What had transpired never flew far from her thoughts, though, especially since she was reminded of it every time one of the doctors drew her blood for examining. Each time the needle pierced her skin, the girl was tempted to divulge her story. But each time, she bit her tongue and swallowed the words down, terrified beyond reason of being condemned as insane.

No one had asked about the stone in her hand, so Tea knew it was somehow obscured from their vision. Late at night, she pored over the gem piercing her right palm, picking at where her skin molded around it. Once, she attempted to rip it out of her hand, but it would not budge, and in the morning, her flesh had healed back around it.

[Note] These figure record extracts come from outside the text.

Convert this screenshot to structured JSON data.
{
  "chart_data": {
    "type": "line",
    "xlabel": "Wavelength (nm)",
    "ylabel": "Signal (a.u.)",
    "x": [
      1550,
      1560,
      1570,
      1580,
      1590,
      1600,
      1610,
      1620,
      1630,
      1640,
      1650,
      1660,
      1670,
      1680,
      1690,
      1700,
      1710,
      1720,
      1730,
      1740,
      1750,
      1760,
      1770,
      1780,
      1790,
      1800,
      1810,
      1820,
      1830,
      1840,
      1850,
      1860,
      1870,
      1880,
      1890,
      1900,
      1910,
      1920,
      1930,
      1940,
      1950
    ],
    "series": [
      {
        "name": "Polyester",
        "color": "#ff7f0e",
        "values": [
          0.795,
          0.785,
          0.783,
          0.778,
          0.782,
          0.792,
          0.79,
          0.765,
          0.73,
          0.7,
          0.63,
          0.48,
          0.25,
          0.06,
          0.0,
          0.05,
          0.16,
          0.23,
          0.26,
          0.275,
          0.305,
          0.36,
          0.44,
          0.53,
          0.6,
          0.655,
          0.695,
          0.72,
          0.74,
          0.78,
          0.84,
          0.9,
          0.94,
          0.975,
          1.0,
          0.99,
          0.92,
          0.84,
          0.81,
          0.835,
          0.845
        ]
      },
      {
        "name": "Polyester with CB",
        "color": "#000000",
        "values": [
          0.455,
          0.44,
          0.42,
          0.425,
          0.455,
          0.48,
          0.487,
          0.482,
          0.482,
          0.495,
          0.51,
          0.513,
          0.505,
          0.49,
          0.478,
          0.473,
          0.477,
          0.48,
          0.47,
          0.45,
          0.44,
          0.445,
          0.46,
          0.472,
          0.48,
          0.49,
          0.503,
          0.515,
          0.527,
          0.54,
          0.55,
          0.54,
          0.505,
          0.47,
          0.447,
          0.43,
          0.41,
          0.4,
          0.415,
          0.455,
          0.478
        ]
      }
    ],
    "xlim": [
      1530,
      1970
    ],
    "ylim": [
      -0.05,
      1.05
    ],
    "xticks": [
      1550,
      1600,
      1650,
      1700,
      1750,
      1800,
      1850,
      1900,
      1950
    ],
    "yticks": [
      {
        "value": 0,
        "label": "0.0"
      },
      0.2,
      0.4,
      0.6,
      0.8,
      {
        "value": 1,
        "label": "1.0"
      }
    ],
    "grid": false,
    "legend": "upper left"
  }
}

So she let the freaky thing be, and focused on what she could control: her new friendship with Mokuba, recovering, schoolwork, and reports of how her friend's tournament was going.

The doctors expressed shock at how quickly she got back on her feet; Tea just smiled, ruffled Mokuba's hair, and said she had the best encouragement in the world(the boy would grin with unabashed joy at that).

And a month later, Tea went home on crutches, with her parents on either side of her, a promise from Mokuba to visit every other day, and a mission burning in the privacy of her mind: to find out what was going on, and to do whatever she could to stop it.